Suddenly Marty began singing, quite softly at first, but very deliberately:
For She’s a Jolly Good Fellow
. Soon we were all singing, and singing it out loud. It had become in that moment our song of defiance. We sang it right at him to show him just what we thought of him, and just as much we sang it for Ida to make her feel better, to thank her for what she’d tried to do for us, to show solidarity. Piggy screamed at us to stop, but we didn’t. We kept on and on, all of us fired with new courage, and new fury too. Then I did perhaps the bravest thing I ever did in all my life, before
or since, I went up those steps and helped Ida to her feet. I got the strap for it, ten strokes, but then we all got the strap that day. Marty got fifteen, because Piggy said he was the ringleader.

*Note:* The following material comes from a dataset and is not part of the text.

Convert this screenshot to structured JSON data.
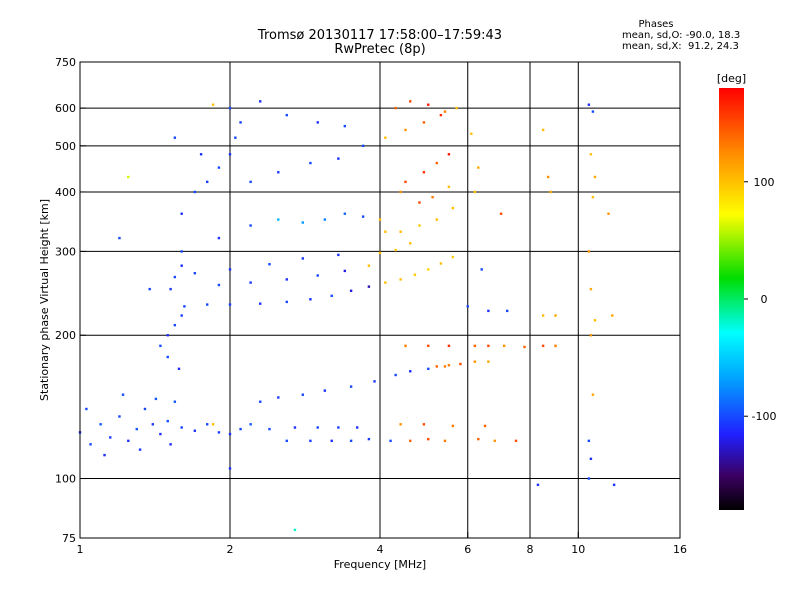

That night in the dormitory was the worst I can remember. The whole hut still reeked of smoke, a constant reminder to us of how Ida had so nearly succeeded in her brave attempt to set us free. We felt completely deflated and defeated. Hopes had been lifted so high that the disappointment, when it came as suddenly as it had, was all the more cruel. I cried into my pillow. Outside the cry of the dingoes echoed my sadness. Very few of us didn’t cry ourselves to sleep that night.

It was still night-time when I was woken. Marty was shaking me awake, his hand over my mouth. “Get up,” he whispered. “Get up. Get dressed. We’re getting out of here.”

I was still half-asleep, still half-dressed, trying to gather my thoughts. “But the door’s locked,” I said. “Piggy always locks the door, you know he does.” Marty shushed me, took me by the arm and we tiptoed towards the door of the hut, carrying our boots.

Only one of the others stirred as we passed, he just sat up,
and looked blankly at us. “You woke me,” he moaned. Then he lay down, and went straight back to sleep again.

Marty turned the handle, and miraculously the door opened. Marty took great care as he shut it behind us. We crept out on to the verandah, sat on the top step and put our boots on. He answered my question before I could ask it. “Ida did it,” he whispered. “I told her we were going to make a break for it tonight, but we needed the door unlocked. I thought she’d do it, but I wasn’t sure. But she did, didn’t she? Come on.”

We ran then, but not out into the bush as I’d thought we would. Instead, Marty was leading me in the direction of the farmhouse. I was wondering what he was up to, where he was going, when I realised we weren’t heading for the farmhouse at all, but rather for the stables. Big Black Jack jumped a bit in his skin when he first saw us. But he seemed happy enough when Marty put his halter on him and led him out. Ida’s dog barked then from the farmhouse, which sent shivers up the back of my neck. “Shut up, dog,” Marty hissed, and shut up he did, just like that. I knew then that Ida had done that for us too.

We climbed up on to the back of one of the farm carts and mounted Jack from there – he was a big horse, it was the
only way up for us. Marty rode in front, me behind, hanging on. Then we just walked him away into the night. We didn’t go up the farm track, because we knew that way must lead to a settlement or a town of some kind, and we wanted to keep well clear of people. If anyone saw us, they’d be bound to take us back. So we deliberately went the other way, down a gully and out into the bush. We didn’t look back. I didn’t ever want to set eyes on that place ever again. But I did say a silent goodbye to those we were leaving behind in the dormitory, and to Ida who had risked so much to give us our freedom.

Neither Marty nor I spoke, not for a long time, not until we’d put at least half an hour between ourselves and Piggy Bacon. By then we were trotting, and we couldn’t talk because we were laughing so much. We had done it; we had escaped! And Big Black Jack was huffing and puffing underneath us, laughing along with us, I thought, revelling in his new-found freedom every bit as much as we were. But after a while I got to thinking about all the others we’d left behind at Cooper’s Station, that maybe we should have taken them all with us. (All these years later I still feel bad about that. Why is it you never forget what you feel bad about?)